WASHINGTON (KMOX) - Sen. Claire McCaskill (D-MO) has long thought that banning the use of electronic devices on airplanes is completely unnecessary from a safety standpoint.
Now she thinks it is time for that restriction to go.
The Missouri Democrat says this isn’t a private crusade on her part so she can check her own personal electronic device during the long flights between her home state and the nation’s capital.
“It’s more the notion that the government should never have the right to keep a rule in place that’s not based on sound scientific data,” she said.

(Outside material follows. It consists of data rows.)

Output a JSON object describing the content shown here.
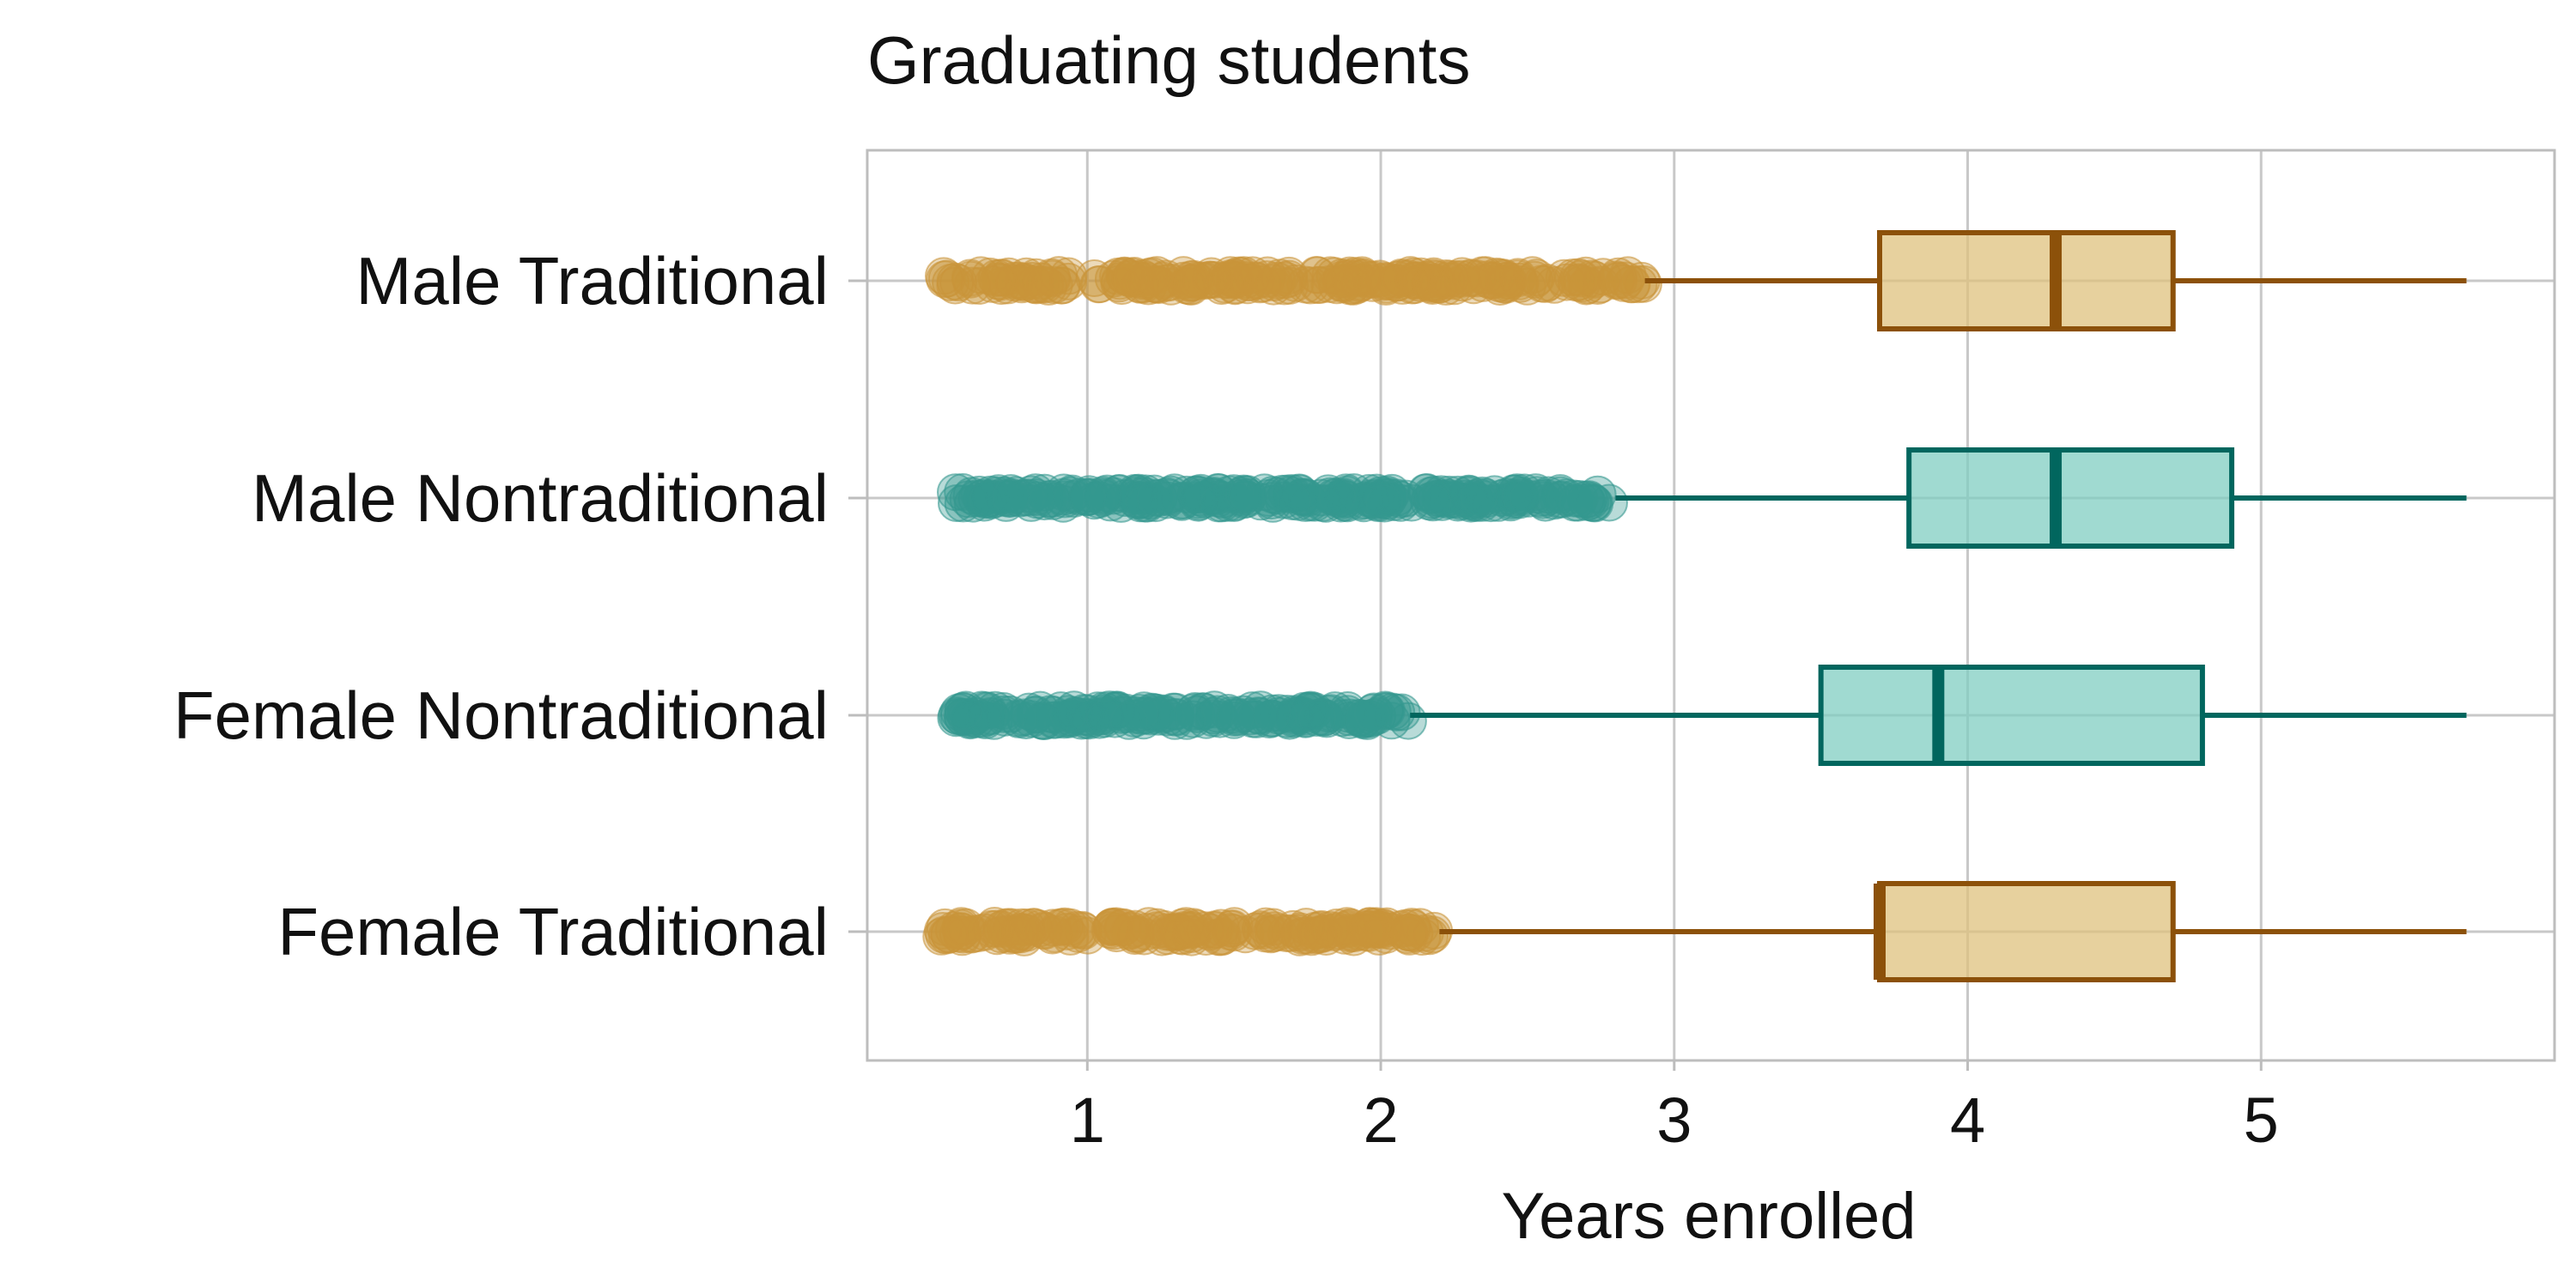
{
  "chart_data": {
    "type": "boxplot",
    "title": "Graduating students",
    "xlabel": "Years enrolled",
    "ylabel": "",
    "xlim": [
      0.25,
      6.0
    ],
    "xticks": [
      1,
      2,
      3,
      4,
      5
    ],
    "grid": true,
    "legend": "none",
    "categories": [
      "Male Traditional",
      "Male Nontraditional",
      "Female Nontraditional",
      "Female Traditional"
    ],
    "boxes": [
      {
        "category": "Male Traditional",
        "group": "Traditional",
        "whisker_low": 2.9,
        "q1": 3.7,
        "median": 4.3,
        "q3": 4.7,
        "whisker_high": 5.7,
        "outliers_range": [
          0.5,
          2.9
        ],
        "outlier_gap": [
          0.95,
          1.08
        ]
      },
      {
        "category": "Male Nontraditional",
        "group": "Nontraditional",
        "whisker_low": 2.8,
        "q1": 3.8,
        "median": 4.3,
        "q3": 4.9,
        "whisker_high": 5.7,
        "outliers_range": [
          0.55,
          2.8
        ],
        "outlier_gap": null
      },
      {
        "category": "Female Nontraditional",
        "group": "Nontraditional",
        "whisker_low": 2.1,
        "q1": 3.5,
        "median": 3.9,
        "q3": 4.8,
        "whisker_high": 5.7,
        "outliers_range": [
          0.55,
          2.1
        ],
        "outlier_gap": null
      },
      {
        "category": "Female Traditional",
        "group": "Traditional",
        "whisker_low": 2.2,
        "q1": 3.7,
        "median": 3.7,
        "q3": 4.7,
        "whisker_high": 5.7,
        "outliers_range": [
          0.5,
          2.2
        ],
        "outlier_gap": [
          0.95,
          1.08
        ]
      }
    ],
    "colors": {
      "Traditional": {
        "line": "#8c510a",
        "fill": "#dfc27d",
        "point": "#c9953a"
      },
      "Nontraditional": {
        "line": "#01665e",
        "fill": "#80cdc1",
        "point": "#35978f"
      }
    }
  }
}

McCaskill is challenging the Federal Aviation Administration to either drop the ban on electronic devices by the end of this year or produce a “detailed explanation” of the science behind the restriction. Thus far her efforts have fallen on deaf ears in Washington.
“The original rule was way back when somebody was using a tape recorder and there was some issue so, of course, they issued a rule. Then they updated the rule in 2006,” she explained.
The chair of the Commerce Committee says McCaskill’s objections have shaken his longtime belief that the rule was necessary but Bruce Landsberg, president of the Aircraft Owners and Pilots Association, is sounding a more cautious note.
He admits there is no solid evidence that the in-flight use of tablets or laptops have ever interfered with an airplane’s mechanics.
“That said, cell phones, on occasion, can cause a problem,” he said. “I had a situation where my cell phone just being on was interfering with my ability to communication with the air traffic control on the ground.”
When he turned off the cell phone, Landsberg said, the interference went away.
“It seems like there would be ample opportunity without a great deal of expense to test this concept and be prepared to reverse it,” Landsberg said.